Die Veranda Stufen knarren. Als ich mein Gesicht aus meinen Händen löse, blicke ich in das von Jenny. Sie steht oben auf der letzten Stufe und sieht mich eindringlich an. Ich war so in Gedanken, dass ich nicht mitbekommen habe, wie sie herkam. Mein Blick bleibt an ihrem hängen. Irgendwie kann ich ihn nicht deuten. Ihre Augen sind rot und aufgequollen. Bevor ich was sagen kann, auch wenn ich nicht weiß was ich überhaupt sagen soll, läuft sie auf mich zu und setzt sich neben mich. Irritiert sehe ich über meine Schulter, um sie ansehen zu können.

Was hat sie vor?

Wortlos spreizt sie ihre Finger. In ihrer Handfläche kommt ein kleines Knöllchen aus Alufolie zum Vorschein. Es ist winzig und sieht aus, als wäre es achtlos zusammengeknüllt. Als ich realisiere, was das sein muss, ändere ich meine Sitzposition. Drehe meinen Körper in ihre Richtung und sehe sie erwartungsvoll an.

Mit klopfendem Herzen bete ich innerlich das der Inhalt noch in der Folie ist.

Behutsam und mit dem besten Fingerspitzengefühl öffnet sie die Alufolie. Sie scheint genau zu wissen, an welchen Ecken sie ziehen muss, ohne den gesamten Inhalt zu verschütten. Mit einem mulmigen Gefühl beobachte ich sie dabei.

Will sie das Zeug jetzt hier vor mir nehmen? Verdammt! Was hat sie vor?
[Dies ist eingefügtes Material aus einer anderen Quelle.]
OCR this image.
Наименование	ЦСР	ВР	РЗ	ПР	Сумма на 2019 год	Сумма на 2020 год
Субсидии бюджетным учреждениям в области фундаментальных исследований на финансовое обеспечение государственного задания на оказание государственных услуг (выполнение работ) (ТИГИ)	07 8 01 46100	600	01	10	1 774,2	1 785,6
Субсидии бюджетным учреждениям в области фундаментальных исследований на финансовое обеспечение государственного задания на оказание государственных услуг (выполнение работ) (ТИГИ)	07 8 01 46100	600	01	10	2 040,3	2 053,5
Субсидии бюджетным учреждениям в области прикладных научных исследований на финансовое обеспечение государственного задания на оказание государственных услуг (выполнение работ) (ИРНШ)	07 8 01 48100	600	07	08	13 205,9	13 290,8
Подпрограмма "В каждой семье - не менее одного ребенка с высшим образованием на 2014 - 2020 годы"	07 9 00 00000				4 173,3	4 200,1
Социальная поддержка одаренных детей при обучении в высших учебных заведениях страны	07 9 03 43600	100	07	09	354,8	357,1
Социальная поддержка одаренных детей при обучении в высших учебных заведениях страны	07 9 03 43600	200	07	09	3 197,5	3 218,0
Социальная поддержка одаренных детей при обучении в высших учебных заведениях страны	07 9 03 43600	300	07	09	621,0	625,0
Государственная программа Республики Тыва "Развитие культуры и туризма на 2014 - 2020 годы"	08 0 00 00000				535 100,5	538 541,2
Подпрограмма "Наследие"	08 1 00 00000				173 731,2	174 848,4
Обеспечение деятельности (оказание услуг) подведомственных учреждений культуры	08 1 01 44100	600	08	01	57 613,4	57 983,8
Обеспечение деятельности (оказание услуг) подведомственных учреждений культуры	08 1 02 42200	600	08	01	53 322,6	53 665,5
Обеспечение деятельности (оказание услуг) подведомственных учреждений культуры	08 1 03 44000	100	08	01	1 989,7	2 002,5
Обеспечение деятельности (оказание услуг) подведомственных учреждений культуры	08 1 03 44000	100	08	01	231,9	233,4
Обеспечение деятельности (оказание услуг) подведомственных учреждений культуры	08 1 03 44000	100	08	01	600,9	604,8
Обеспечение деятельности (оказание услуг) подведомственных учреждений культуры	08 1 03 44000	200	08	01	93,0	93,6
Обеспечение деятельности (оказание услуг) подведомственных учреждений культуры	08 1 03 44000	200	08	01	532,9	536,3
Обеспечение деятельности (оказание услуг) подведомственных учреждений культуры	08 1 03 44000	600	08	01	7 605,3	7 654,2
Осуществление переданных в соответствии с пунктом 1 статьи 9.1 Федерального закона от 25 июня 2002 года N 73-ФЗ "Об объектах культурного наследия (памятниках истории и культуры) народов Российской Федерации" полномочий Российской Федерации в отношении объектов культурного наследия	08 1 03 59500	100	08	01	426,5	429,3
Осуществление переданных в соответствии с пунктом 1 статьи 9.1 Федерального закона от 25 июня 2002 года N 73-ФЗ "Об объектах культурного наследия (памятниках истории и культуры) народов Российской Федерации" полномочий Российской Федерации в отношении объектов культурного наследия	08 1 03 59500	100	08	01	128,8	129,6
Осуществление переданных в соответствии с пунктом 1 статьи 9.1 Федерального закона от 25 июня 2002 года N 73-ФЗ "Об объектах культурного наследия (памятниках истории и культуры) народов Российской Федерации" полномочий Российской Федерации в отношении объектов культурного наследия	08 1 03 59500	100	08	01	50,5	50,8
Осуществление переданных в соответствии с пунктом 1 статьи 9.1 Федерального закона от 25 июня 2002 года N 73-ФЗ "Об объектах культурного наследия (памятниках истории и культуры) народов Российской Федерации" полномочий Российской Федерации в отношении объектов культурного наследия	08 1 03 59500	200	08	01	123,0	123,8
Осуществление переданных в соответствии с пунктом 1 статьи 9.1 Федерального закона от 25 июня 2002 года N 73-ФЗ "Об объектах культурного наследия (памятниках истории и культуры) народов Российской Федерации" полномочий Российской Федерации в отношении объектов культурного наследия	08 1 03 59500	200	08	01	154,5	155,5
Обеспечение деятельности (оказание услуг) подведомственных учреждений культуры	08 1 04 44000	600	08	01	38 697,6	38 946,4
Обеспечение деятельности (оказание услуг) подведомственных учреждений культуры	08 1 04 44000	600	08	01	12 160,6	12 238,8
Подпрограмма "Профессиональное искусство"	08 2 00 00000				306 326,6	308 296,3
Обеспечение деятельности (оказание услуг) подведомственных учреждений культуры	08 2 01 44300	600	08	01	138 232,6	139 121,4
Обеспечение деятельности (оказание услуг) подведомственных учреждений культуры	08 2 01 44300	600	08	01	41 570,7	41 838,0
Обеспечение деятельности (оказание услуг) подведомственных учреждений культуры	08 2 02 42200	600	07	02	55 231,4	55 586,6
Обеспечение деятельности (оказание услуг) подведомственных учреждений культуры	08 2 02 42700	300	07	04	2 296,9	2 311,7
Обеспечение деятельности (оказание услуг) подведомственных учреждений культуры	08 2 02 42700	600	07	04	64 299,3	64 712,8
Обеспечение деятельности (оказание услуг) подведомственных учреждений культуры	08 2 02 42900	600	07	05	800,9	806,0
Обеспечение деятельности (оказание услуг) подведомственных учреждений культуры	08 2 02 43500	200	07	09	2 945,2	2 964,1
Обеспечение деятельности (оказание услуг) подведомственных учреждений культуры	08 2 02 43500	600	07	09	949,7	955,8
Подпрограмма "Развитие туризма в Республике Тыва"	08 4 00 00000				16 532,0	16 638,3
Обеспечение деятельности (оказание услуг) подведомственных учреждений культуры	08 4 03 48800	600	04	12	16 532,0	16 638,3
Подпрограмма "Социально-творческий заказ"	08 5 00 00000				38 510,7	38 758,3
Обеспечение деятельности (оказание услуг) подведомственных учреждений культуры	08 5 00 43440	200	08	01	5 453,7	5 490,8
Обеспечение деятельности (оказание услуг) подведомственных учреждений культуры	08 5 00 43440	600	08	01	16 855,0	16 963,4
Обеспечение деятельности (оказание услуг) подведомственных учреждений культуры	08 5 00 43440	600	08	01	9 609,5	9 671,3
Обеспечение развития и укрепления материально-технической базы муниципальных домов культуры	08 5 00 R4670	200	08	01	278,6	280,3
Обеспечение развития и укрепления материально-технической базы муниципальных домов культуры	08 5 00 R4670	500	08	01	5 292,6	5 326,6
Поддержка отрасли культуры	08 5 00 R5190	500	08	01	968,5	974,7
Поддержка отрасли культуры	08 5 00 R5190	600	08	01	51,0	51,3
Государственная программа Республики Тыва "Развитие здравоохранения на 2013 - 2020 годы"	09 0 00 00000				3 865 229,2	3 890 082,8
Lautlose Tränen laufen ihr über die Wangen. Laufen an ihrem Kinn zusammen und tropfen auf ihre nackten Oberschenkel.

Ein bräunliches Pulver kommt zum Vorschein, als die Folie sorgfältig aufgeklappt ist. Mit zusammen gepressten Lippen und angespanntem Kiefer halte ich den Atem an. Am liebsten würde ich es ihr aus der Hand schlagen!

FUCK! Was wird das?

Mit einer zu schnellen Drehung, die ich nicht kommen gesehen habe, landet der Inhalt samt der Folie auf dem Boden der Veranda. Sie schwingt ihren Fuß über das Pulver und reibt einige Male energisch drüber, bis auch der letzte Krümel in die Rillen der Holzbretter eingesickert ist.

»Noch nie in meinem Leben...«, beginnt sie mit kratziger Stimme. »...hat sich jemand so sehr darüber aufgeregt, was ich tue oder wie es mir geht. NIEMALS!«

Noch geschockt, aber auch erleichtert über das, was sie eben mit dem Zeug gemacht hat, atme ich tief aus.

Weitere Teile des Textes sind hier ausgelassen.